In the second section, ‘Survival Lyrics’, we have poems by Labhshankar Thakar, Mangalesh Dabral, Perumal Murugan, Adil Jassawala, Pash (Avtar Singh Sandhu), Arundhati Subramaniam, Manash Firaq Bhattacharjee, Kanji Patel, Meena Kandasamy and others.
 
Hariharan, in her Introduction, quotes Kannada scholar and critic D. R. Nagaraj who wrote, “To read fiction is to know the fate of a society through its metaphors. But quite often literature consciously takes upon itself the responsibility of exploring the state and fate of this society…” She adds, “This is precisely what the stories in this collection do: they may speak of past and present, but really it is the future—that we fear and dream of and hope for—that we want to speak and hear about.
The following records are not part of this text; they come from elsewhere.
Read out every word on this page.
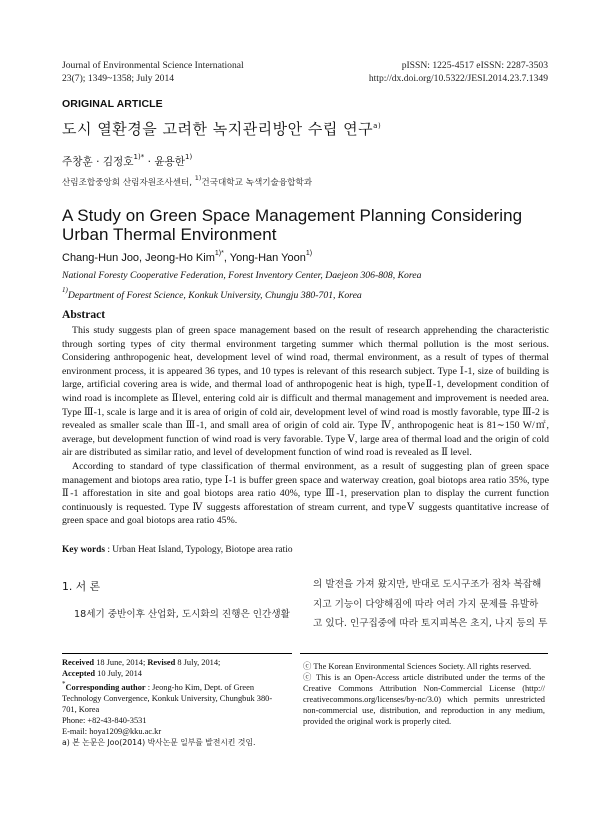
Journal of Environmental Science International
23(7); 1349~1358; July 2014
pISSN: 1225-4517 eISSN: 2287-3503
http://dx.doi.org/10.5322/JESI.2014.23.7.1349
ORIGINAL ARTICLE
도시 열환경을 고려한 녹지관리방안 수립 연구$^{a)}$
주창훈 · 김정호$^{1)*}$ · 윤용한$^{1)}$
산림조합중앙회 산림자원조사센터, $^{1)}$건국대학교 녹색기술융합학과
A Study on Green Space Management Planning Considering
Urban Thermal Environment
Chang-Hun Joo, Jeong-Ho Kim$^{1)*}$, Yong-Han Yoon$^{1)}$
National Foresty Cooperative Federation, Forest Inventory Center, Daejeon 306-808, Korea
$^{1)}$Department of Forest Science, Konkuk University, Chungju 380-701, Korea
Abstract

This study suggests plan of green space management based on the result of research apprehending the characteristic through sorting types of city thermal environment targeting summer which thermal pollution is the most serious. Considering anthropogenic heat, development level of wind road, thermal environment, as a result of types of thermal environment process, it is appeared 36 types, and 10 types is relevant of this research subject. Type Ⅰ-1, size of building is large, artificial covering area is wide, and thermal load of anthropogenic heat is high, typeⅡ-1, development condition of wind road is incomplete as Ⅱlevel, entering cold air is difficult and thermal management and improvement is needed area. Type Ⅲ-1, scale is large and it is area of origin of cold air, development level of wind road is mostly favorable, type Ⅲ-2 is revealed as smaller scale than Ⅲ-1, and small area of origin of cold air. Type Ⅳ, anthropogenic heat is 81∼150 W/㎡, average, but development function of wind road is very favorable. Type Ⅴ, large area of thermal load and the origin of cold air are distributed as similar ratio, and level of development function of wind road is revealed as Ⅱ level.

According to standard of type classification of thermal environment, as a result of suggesting plan of green space management and biotops area ratio, type Ⅰ-1 is buffer green space and waterway creation, goal biotops area ratio 35%, type Ⅱ-1 afforestation in site and goal biotops area ratio 40%, type Ⅲ-1, preservation plan to display the current function continuously is requested. Type Ⅳ suggests afforestation of stream current, and typeⅤ suggests quantitative increase of green space and goal biotops area ratio 45%.

Key words : Urban Heat Island, Typology, Biotope area ratio
1. 서 론
18세기 중반이후 산업화, 도시화의 진행은 인간생활
의 발전을 가져 왔지만, 반대로 도시구조가 점차 복잡해
지고 기능이 다양해짐에 따라 여러 가지 문제를 유발하
고 있다. 인구집중에 따라 토지피복은 초지, 나지 등의 투
Received 18 June, 2014; Revised 8 July, 2014;
Accepted 10 July, 2014
*Corresponding author : Jeong-ho Kim, Dept. of Green Technology Convergence, Konkuk University, Chungbuk 380-701, Korea
Phone: +82-43-840-3531
E-mail: hoya1209@kku.ac.kr
a) 본 논문은 Joo(2014) 박사논문 일부를 발전시킨 것임.
ⓒ The Korean Environmental Sciences Society. All rights reserved.
ⓒ This is an Open-Access article distributed under the terms of the Creative Commons Attribution Non-Commercial License (http:// creativecommons.org/licenses/by-nc/3.0) which permits unrestricted non-commercial use, distribution, and reproduction in any medium, provided the original work is properly cited.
And these stories we share, most through the gift of translation, live through their metaphors; the metaphors the writers and translators hold in their hands like blessings—or timely curses…’
 
In his Introduction, Satchidanandan raises the question, ‘Can poetry be political?’. His answer: “The poems in this anthology tell us without doubt or apprehension: ‘Yes, poetically political if not politically political.’ And as we finish reading these poems, we realize that politics and poetry, in their real spirit, are two ways of telling the truth, and have been engaged—and continue to engage—in an endless conversation.”
 
Apart from the gesture of social responsibility, the collection here stands on its own for its purely literary merit – even if it is a contested notion.